Diagnosing a Psychopath
One of the most clinically relevant ways to make the diagnosis of psychopathy is the Psychopathy Checklist, a clinical scale that offers researchers and clinicians a reliable and valid assessment of psychopathy. This measure was inspired, in large part by strong dissatisfaction with how psychopathy was previously defined and measured.
Originally the assessment was intended for research with forensic populations. In later years, as psychopathy became more prevalent, its use spread to the criminal justice system and eventually to psychologists and psychiatrists working in traditional mental health settings.
Hallmarks of a Psychopath
The personality traits and characteristics that go along with psychopathy are similar to sociopathy. The biggest distinction is that psychopaths exhibit these at much higher levels.

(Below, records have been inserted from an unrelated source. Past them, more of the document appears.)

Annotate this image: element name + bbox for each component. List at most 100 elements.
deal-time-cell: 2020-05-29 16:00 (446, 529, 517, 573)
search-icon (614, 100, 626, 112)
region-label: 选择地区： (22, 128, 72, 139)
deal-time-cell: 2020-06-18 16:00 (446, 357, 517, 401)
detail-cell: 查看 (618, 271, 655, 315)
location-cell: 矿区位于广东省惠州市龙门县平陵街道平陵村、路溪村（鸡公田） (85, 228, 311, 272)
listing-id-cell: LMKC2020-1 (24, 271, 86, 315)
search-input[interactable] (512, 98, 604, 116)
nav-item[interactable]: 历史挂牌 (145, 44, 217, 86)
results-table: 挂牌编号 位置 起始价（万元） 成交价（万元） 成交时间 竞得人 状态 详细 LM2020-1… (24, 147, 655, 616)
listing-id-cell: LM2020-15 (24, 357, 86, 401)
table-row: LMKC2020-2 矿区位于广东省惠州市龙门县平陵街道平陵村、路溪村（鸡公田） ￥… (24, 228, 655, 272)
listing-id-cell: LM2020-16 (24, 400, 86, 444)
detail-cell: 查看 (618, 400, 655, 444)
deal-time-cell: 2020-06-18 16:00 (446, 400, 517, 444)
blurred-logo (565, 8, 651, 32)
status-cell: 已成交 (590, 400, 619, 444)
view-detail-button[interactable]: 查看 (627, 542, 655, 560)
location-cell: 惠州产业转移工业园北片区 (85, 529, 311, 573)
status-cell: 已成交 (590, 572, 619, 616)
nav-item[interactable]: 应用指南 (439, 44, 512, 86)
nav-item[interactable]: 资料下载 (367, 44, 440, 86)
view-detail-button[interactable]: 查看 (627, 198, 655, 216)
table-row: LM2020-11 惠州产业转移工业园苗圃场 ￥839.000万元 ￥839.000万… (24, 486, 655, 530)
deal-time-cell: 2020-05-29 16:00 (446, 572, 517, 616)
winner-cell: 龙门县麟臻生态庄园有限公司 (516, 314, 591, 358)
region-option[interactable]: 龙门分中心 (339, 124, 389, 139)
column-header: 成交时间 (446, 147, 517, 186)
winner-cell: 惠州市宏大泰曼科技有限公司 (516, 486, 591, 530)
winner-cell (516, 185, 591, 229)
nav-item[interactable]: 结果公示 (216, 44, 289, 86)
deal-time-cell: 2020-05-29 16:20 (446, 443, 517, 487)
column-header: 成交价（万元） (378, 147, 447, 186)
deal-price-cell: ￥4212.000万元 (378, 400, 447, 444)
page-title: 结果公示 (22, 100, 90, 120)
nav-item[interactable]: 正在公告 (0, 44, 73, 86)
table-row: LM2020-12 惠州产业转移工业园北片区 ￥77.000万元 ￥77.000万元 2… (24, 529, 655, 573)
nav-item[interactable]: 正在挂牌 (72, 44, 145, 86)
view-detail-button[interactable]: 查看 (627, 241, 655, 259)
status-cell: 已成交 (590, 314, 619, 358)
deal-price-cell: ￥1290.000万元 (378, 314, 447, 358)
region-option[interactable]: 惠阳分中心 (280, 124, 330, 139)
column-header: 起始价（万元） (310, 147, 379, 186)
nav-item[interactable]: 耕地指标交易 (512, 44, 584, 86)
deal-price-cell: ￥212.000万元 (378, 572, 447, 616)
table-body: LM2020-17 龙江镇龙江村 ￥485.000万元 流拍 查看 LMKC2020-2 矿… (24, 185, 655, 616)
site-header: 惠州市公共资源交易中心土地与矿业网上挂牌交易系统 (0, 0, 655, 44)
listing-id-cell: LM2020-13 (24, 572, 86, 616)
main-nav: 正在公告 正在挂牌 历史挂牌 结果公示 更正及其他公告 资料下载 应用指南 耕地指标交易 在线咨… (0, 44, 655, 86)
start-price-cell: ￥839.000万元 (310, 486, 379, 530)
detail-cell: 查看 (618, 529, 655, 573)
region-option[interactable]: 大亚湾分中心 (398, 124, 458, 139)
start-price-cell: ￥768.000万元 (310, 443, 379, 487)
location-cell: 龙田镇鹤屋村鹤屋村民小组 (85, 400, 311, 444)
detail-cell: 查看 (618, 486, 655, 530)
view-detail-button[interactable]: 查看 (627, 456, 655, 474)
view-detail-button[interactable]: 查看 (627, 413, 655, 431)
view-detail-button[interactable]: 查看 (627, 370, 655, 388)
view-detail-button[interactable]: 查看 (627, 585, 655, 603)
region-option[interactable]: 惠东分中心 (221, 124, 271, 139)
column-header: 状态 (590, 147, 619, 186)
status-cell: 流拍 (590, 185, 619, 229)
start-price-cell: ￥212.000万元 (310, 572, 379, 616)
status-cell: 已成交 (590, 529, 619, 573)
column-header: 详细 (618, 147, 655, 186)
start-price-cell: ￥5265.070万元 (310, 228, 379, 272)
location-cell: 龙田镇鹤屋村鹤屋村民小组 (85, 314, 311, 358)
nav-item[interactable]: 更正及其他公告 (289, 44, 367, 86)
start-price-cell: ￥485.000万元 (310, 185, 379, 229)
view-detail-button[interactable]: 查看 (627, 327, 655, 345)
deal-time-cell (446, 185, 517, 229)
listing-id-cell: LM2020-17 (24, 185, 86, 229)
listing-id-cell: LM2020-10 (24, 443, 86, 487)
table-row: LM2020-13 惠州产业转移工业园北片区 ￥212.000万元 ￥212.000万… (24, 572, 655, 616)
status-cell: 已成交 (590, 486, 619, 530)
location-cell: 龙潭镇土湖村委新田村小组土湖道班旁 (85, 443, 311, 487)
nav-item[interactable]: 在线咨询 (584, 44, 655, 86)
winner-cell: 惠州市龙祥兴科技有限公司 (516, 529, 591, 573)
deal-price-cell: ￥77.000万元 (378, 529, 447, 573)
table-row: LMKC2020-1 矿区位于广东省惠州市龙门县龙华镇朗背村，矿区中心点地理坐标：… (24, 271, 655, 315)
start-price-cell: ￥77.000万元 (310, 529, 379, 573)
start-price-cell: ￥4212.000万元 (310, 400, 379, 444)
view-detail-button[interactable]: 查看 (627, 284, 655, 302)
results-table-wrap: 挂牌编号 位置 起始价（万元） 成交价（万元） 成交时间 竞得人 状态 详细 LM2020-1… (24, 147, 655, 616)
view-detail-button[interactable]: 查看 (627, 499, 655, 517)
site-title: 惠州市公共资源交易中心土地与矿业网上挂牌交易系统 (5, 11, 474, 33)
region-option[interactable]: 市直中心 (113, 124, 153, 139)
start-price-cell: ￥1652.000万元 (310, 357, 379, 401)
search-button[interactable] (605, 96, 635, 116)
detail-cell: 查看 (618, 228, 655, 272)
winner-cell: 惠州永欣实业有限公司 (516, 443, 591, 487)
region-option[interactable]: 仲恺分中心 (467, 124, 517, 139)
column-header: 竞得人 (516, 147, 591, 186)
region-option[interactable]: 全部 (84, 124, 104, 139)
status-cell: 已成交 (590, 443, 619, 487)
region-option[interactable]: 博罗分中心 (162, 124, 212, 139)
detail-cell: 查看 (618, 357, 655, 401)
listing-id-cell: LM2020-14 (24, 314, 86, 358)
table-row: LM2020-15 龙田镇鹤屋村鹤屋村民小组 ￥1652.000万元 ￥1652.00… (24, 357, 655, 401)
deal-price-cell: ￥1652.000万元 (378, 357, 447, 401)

When we think of a psychopath, we probably drum up a movie version of an ax-wielding maniac. In reality, there are people who would be classified as psychopaths in all walks of life. Some researchers have even indicated that many business leaders may actually fall into the category of psychopath or sociopath.
Some of the signs that might indicate a person is a psychopath include:
- They are excellent in social situations – Some might even call these people charming. They know exactly what to say and do to put others at ease.
- They are extremely manipulative – They have the potential to manipulate others to get what they want, and in some instances, simply for the pleasure of manipulating. Regardless of the motivation, psychopaths know how to make the people around them do what they want.
- They lack remorse and empathy – Psychopaths are typically lacking these important human characteristics. They neither feel bad when they hurt others or feel bad for people in pain.
- They are narcissistic – Psychopaths are extremely arrogant individuals and commonly have an over-inflated sense of their own importance.
- They violate social rules and norms – These are people who like to take risks and care little for the consequences. They think that rules and laws do not apply to them and do not hesitate in breaking laws as they see fit.
Like, sociopaths, psychopaths cannot be cured in the traditional sense. They can be treated with the same methods listed above, but psychopaths tend to be treatment-resistant and very often will not seek treatment. Because they do not see their actions as problematic, it is uncommon for these people to ask for help.
While the lines between sociopaths and psychopaths can be very blurred, there are some significant differences between the two. Sociopaths tend to be more volatile and physically aggressive in their behaviors, while psychopaths are more in control of their emotions. The two conditions can both be categorized under the clinical definition of antisocial personality disorder, requiring significant intervention from mental health professionals.